On Thursday, the Washington Post reported that negotiations over another relief package in Congress are on the verge of collapse. Democratic House Speaker Nancy Pelosi warned talks could extend beyond Christmas, when multiple programs provided by the stimulus package passed in March are set to expire.
A $908 billion bipartisan proposal at the center of the negotiations would not provide a second round of stimulus checks to all taxpayers. The proposal would extend emergency unemployment benefits until March with a $300 weekly bonus, potentially helping millions of households from falling off a fiscal cliff. However, there is currently not enough Republican support in the Senate to pass the stopgap relief package, according to reports.
The relief package would also provide $160 billion in relief for state and local governments, along with $25 billion in housing assistance for renters, although housing advocates say at least $100 billion is needed. Democrats hope a final deal will include an extended moratorium on evictions. Without relief, an estimated 30 to 40 million people could lose their homes, according to the National Low Income Housing Coalition.
Clemente said the $1 trillion in new wealth enjoyed by the 651 top billionaires could provide relief to the entire country. Indeed, $1 trillion is double the two-year budget gap faced by all state and local governments, according to the report.

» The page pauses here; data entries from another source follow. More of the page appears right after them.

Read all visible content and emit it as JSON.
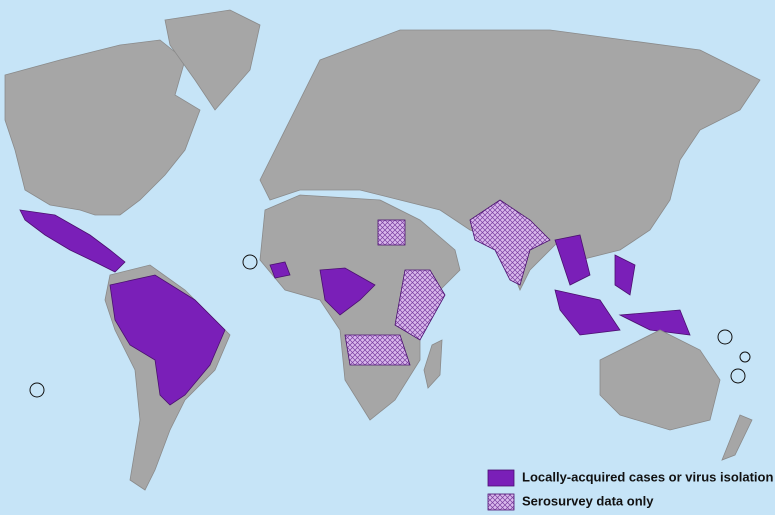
{
  "legend": {
    "items": [
      {
        "label": "Locally-acquired cases or virus isolation"
      },
      {
        "label": "Serosurvey data only"
      }
    ]
  }
}
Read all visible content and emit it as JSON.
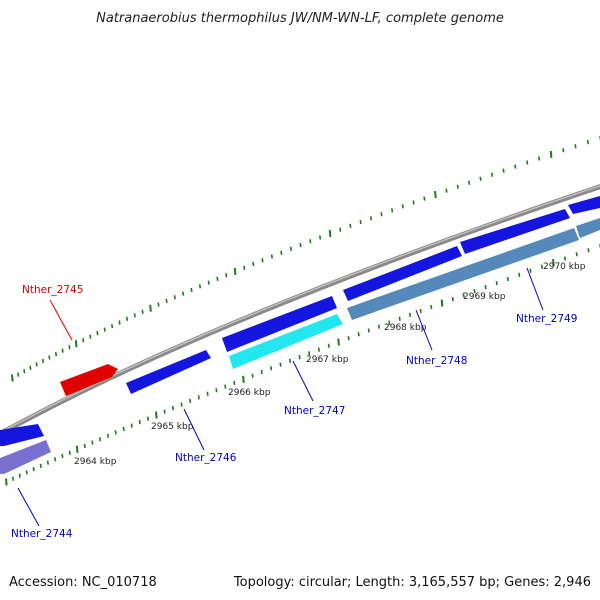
{
  "title": "Natranaerobius thermophilus JW/NM-WN-LF, complete genome",
  "footer": {
    "accession": "Accession: NC_010718",
    "summary": "Topology: circular; Length: 3,165,557 bp; Genes: 2,946"
  },
  "scale_labels": [
    "2964 kbp",
    "2965 kbp",
    "2966 kbp",
    "2967 kbp",
    "2968 kbp",
    "2969 kbp",
    "2970 kbp"
  ],
  "genes": [
    {
      "id": "Nther_2744",
      "color": "#0000cc"
    },
    {
      "id": "Nther_2745",
      "color": "#dd0000"
    },
    {
      "id": "Nther_2746",
      "color": "#0000cc"
    },
    {
      "id": "Nther_2747",
      "color": "#0000cc"
    },
    {
      "id": "Nther_2748",
      "color": "#0000cc"
    },
    {
      "id": "Nther_2749",
      "color": "#0000cc"
    }
  ],
  "colors": {
    "backbone": "#8a8a8a",
    "tick": "#1f7a1f",
    "feature_blue": "#1515e0",
    "feature_red": "#e00000",
    "feature_cyan": "#22e8ee",
    "feature_steel": "#5588bb",
    "feature_lavender": "#7a70cf"
  }
}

“Their wealth growth is so great that they alone could provide a $3,000 stimulus payment to every man, woman and child in the country, and still be richer than they were 10 months ago,” Clemente said.

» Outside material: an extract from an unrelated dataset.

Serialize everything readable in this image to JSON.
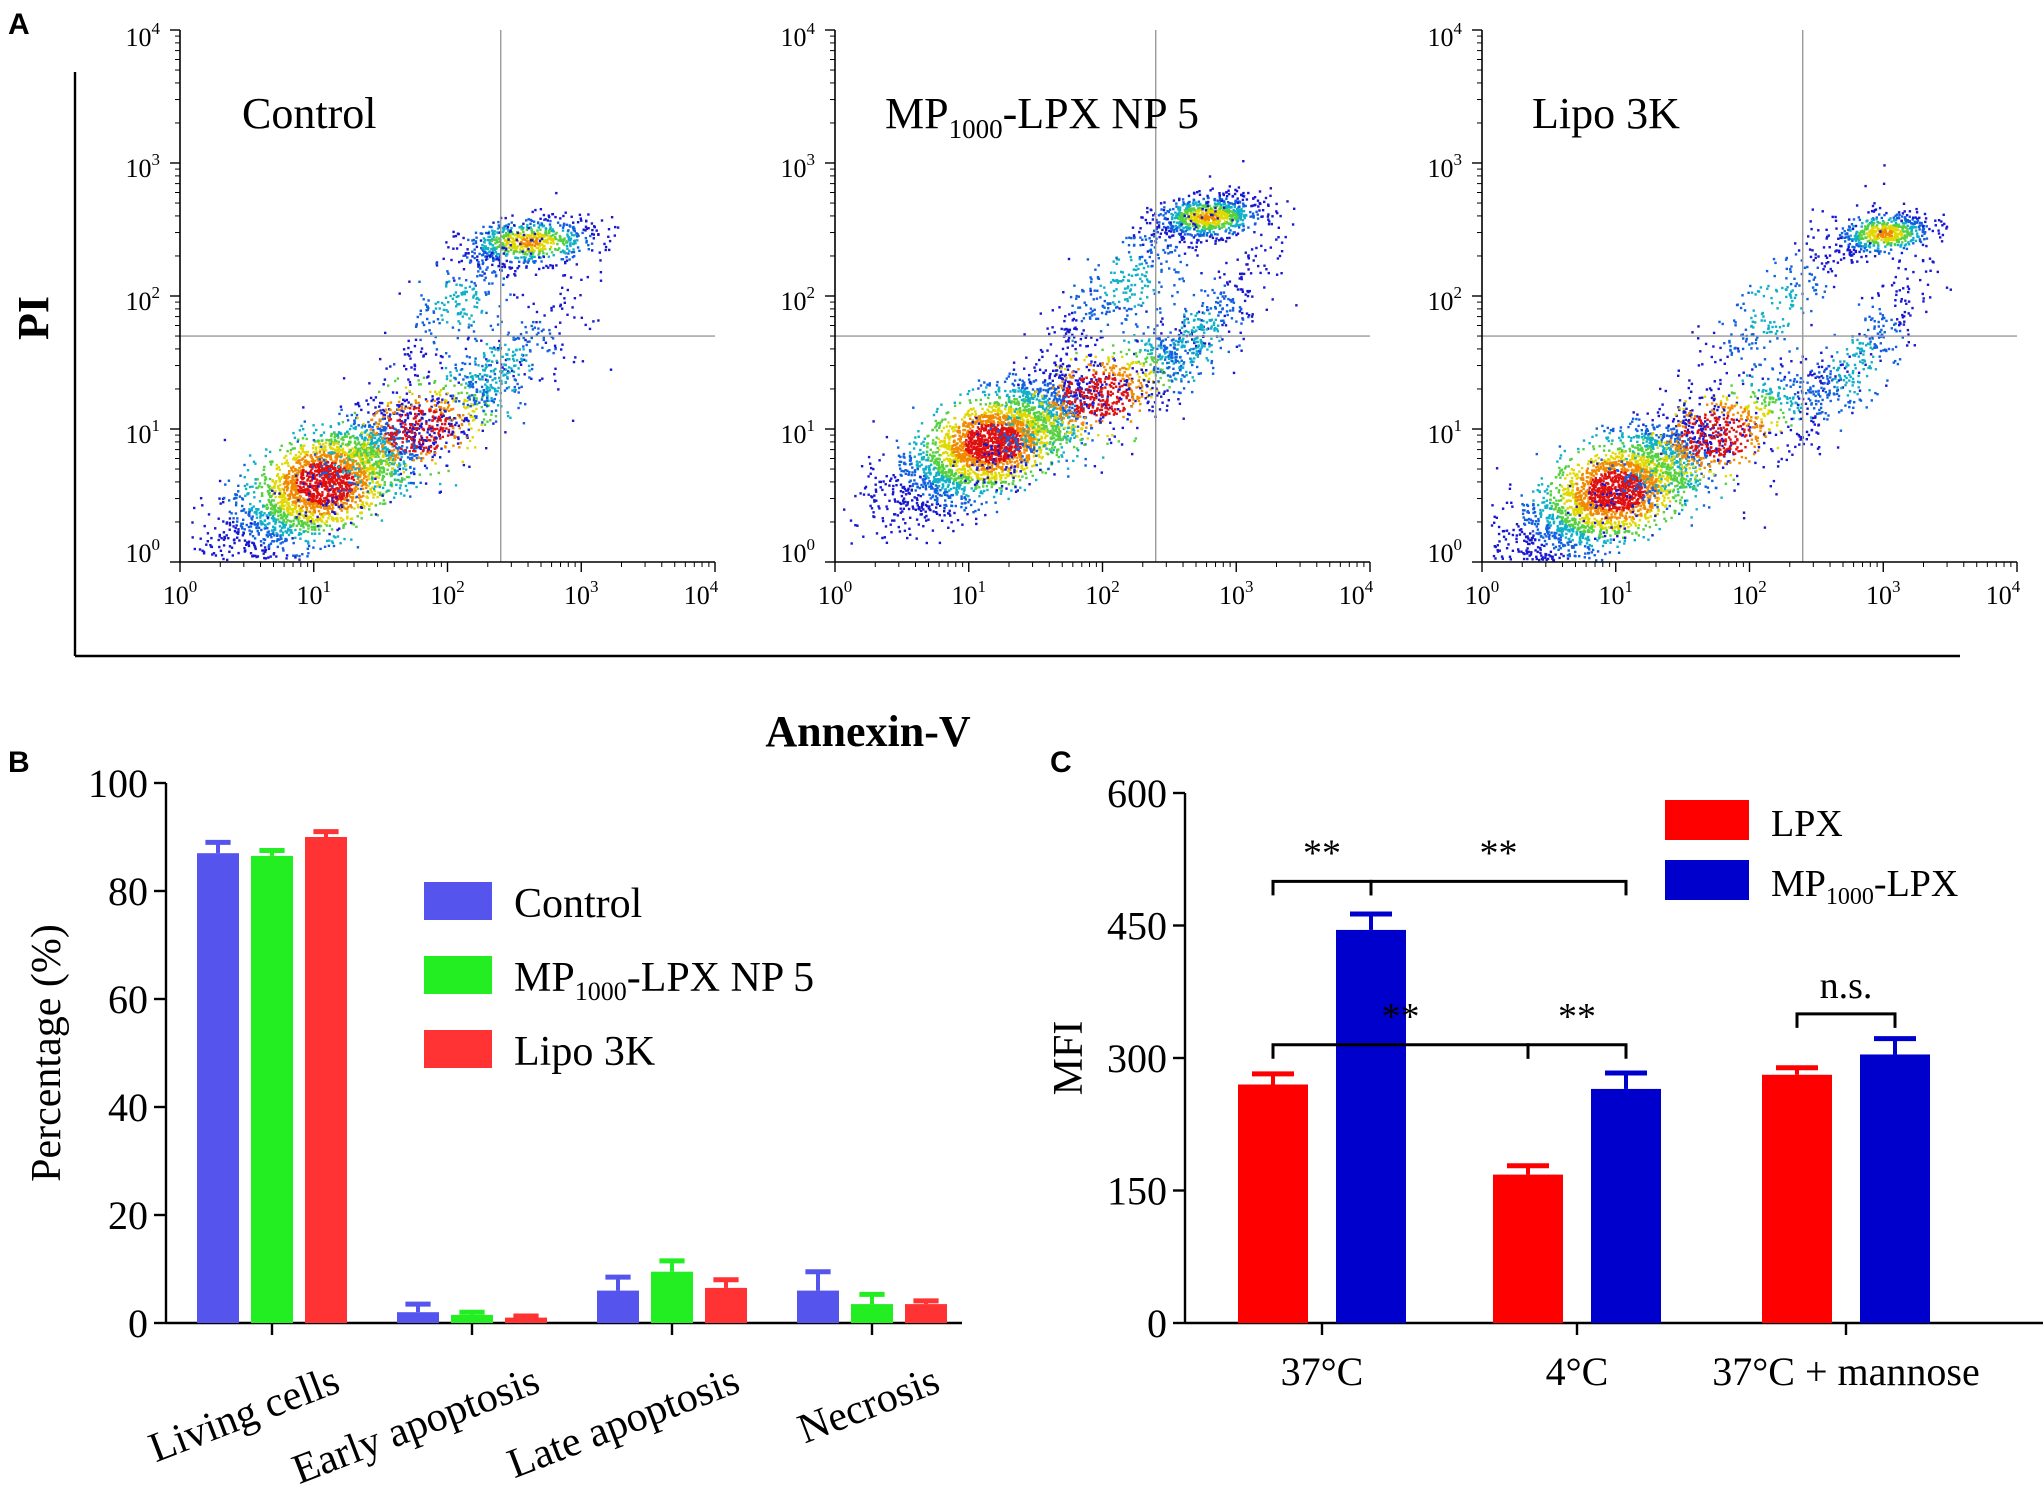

The report on wealth gains among billionaires received favorable review from the fact-checkers at PolitiFact. On the campaign trail, President-elect Joe Biden claimed billionaires “in this country are seeing their wealth increase by $800 billion” during the pandemic, a statement PolitiFact rated “mostly true” based on the report.
Biden campaigned on raising taxes on the wealthy, and Clemente said he must make good on that promise after entering the White House on January 20.
“Joe Biden won a tax-fairness mandate in November,” Clemente said. “We look forward to working with him and Congress to deliver on that mandate by taxing the massive wealth of these billionaires.”